En revanche, lorsqu'une intervention intervient pendant cette période, il faut regarder concrètement si elle a interrompu le repos et à quel moment un nouveau repos suffisant a ensuite été accordé.
C'est pourquoi il est particulièrement utile de conserver les relevés d'appels, SMS, mails, tickets, horaires de connexion, feuilles d'intervention et plannings.
4. Le repos hebdomadaire doit également être examiné séparément
Le Code du travail interdit en principe de faire travailler un même salarié plus de six jours par semaine et prévoit par ailleurs un repos hebdomadaire d'au moins 24 heures consécutives auxquelles s'ajoutent les heures de repos quotidien.
Il faut donc raisonner sur les périodes réellement travaillées et les interventions effectuées, et non simplement regarder si le salarié était « officiellement » placé en astreinte.
La Cour de cassation a déjà sanctionné des organisations dans lesquelles les salariés enchaînaient une période d'astreinte avec leur semaine habituelle sans bénéficier du repos hebdomadaire requis.. La Cour a retenu que la privation du repos hebdomadaire causait nécessairement un préjudice au salarié et que la contrepartie financière de l'astreinte ne pouvait pas se substituer au repos hebdomadaire.
Il faut toutefois être prudent : le seul fait d'être d'astreinte ne signifie pas automatiquement que tout le temps d'astreinte constitue du travail effectif. Le code du travail prévoit précisément que la période d'astreinte, hors intervention, est prise en compte dans les temps de repos.

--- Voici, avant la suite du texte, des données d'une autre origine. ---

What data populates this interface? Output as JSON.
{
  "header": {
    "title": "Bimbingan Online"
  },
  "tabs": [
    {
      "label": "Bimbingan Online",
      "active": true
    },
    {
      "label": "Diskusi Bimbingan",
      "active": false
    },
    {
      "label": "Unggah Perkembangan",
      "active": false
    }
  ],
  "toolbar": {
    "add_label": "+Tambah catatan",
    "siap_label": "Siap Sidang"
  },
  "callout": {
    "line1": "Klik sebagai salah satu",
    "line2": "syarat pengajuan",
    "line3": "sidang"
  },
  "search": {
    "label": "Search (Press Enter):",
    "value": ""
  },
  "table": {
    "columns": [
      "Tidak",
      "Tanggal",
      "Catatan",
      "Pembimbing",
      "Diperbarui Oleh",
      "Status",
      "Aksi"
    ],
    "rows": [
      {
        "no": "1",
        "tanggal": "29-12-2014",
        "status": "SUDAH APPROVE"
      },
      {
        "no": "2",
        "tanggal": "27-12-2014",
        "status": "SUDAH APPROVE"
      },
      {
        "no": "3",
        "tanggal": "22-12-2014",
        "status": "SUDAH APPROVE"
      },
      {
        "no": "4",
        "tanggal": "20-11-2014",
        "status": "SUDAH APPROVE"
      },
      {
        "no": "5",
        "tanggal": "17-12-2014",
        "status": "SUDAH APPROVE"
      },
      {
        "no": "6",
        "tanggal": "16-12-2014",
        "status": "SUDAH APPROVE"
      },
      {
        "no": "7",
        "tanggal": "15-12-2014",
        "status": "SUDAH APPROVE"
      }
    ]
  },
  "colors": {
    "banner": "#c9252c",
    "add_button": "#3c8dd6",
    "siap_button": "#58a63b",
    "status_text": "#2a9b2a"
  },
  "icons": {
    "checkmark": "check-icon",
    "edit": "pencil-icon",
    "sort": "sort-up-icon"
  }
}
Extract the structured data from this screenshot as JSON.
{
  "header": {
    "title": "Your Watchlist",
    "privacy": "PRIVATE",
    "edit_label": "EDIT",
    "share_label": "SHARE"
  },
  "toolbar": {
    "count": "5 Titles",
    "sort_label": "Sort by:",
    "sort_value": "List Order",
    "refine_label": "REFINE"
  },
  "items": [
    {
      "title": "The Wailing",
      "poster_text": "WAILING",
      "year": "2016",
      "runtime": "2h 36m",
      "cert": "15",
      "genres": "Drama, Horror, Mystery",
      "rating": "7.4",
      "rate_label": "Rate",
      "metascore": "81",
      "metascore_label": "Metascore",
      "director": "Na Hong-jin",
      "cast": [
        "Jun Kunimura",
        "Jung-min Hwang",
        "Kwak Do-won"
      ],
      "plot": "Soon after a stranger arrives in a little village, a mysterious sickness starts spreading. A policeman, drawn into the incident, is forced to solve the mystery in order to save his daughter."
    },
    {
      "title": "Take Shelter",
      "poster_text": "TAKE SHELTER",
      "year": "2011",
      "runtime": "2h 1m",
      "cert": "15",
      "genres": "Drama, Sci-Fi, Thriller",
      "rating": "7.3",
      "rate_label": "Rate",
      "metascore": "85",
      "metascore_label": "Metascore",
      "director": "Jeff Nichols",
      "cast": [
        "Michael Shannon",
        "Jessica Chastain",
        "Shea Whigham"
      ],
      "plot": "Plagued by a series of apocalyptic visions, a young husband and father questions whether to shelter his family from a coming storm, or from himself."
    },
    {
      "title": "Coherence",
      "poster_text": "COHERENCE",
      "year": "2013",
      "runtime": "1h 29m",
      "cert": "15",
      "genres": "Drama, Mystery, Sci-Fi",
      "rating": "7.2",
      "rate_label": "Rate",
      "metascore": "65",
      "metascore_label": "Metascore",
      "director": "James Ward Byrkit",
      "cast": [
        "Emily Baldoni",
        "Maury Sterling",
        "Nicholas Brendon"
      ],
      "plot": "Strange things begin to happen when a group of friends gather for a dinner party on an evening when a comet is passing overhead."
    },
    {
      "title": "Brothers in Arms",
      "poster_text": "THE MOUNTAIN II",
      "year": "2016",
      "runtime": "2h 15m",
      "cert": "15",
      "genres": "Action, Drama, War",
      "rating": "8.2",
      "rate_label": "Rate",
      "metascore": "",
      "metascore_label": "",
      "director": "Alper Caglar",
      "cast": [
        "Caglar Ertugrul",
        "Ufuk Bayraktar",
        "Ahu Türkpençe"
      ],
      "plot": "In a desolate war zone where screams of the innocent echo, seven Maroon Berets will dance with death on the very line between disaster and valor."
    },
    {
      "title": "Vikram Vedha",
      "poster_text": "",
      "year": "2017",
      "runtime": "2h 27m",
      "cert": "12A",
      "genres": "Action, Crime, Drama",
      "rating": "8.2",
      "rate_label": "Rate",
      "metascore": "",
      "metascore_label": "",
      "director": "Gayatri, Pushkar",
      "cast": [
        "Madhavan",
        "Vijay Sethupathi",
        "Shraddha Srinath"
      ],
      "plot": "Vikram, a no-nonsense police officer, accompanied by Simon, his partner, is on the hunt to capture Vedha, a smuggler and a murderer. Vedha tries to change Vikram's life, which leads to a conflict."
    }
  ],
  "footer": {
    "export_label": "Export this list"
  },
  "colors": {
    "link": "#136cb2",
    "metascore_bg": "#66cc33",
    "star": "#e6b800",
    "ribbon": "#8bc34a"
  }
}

C'est donc l'organisation concrète et les interventions qui doivent être analysées.
5. L'employeur peut-il simplement « oublier » les repos qui n'ont pas été respectés par le passé ?
Non, le fait que l'employeur décide aujourd'hui de modifier son organisation ne fait pas disparaître les éventuelles violations antérieures.
Il faut cependant distinguer plusieurs choses :
* le paiement des temps d'intervention, qui relève d'une demande salariale ;
* les éventuelles heures supplémentaires résultant de ces interventions ;
* la réparation d'une privation du repos quotidien ou hebdomadaire ;
* la contrepartie conventionnelle de l'astreinte.
Pour les demandes de nature salariale, il faut notamment avoir à l'esprit la prescription de trois ans.
La question de la réparation du non-respect des repos mérite, quant à elle, une analyse distincte selon la nature exacte de la demande et les périodes concernées.
En tout état de cause, l'employeur ne peut pas simplement considérer que le changement de système à venir « efface » les difficultés antérieures.
6. Le repos du lundi doit-il être « récupéré » parce qu'il tombe sur une journée normalement travaillée ?
La réponse mérite là encore une nuance importante.
Si le salarié a travaillé le week-end et que l'employeur lui accorde ensuite son repos hebdomadaire le lundi, le fait que le lundi soit normalement une journée travaillée ne signifie pas, par lui-même, que le salarié devrait ensuite « récupérer » les 7 heures correspondantes.
Le repos hebdomadaire est précisément une période pendant laquelle le salarié ne travaille pas.
Il faut donc éviter de raisonner comme s'il s'agissait d'une absence que le salarié devrait récupérer heure pour heure.
En revanche, il faut vérifier comment ce repos du lundi s'articule avec l'horaire contractuel, la durée hebdomadaire de travail, les interventions réalisées pendant le week-end et les éventuelles heures supplémentaires.
Autrement dit, « repos hebdomadaire » et « heures non travaillées à récupérer » ne sont pas deux notions juridiquement équivalentes.
7. Dans votre cas, je vérifierais surtout quatre documents
*votre contrat de travail et sa clause d'astreinte ;
*les éventuels accords ou notes de service organisant les astreintes ;
*vos plannings d'astreinte sur plusieurs mois ;
*les éléments permettant de reconstituer précisément les appels, SMS et interventions, avec leur heure de début et de fin.
Dans une situation comme celle que vous décrivez, je déconseillerais donc de se limiter à comparer les 80 € au taux horaire : le véritable sujet est de reconstituer chaque période d'astreinte, intervention par intervention, puis de vérifier simultanément la rémunération et les repos qui auraient dû être accordés.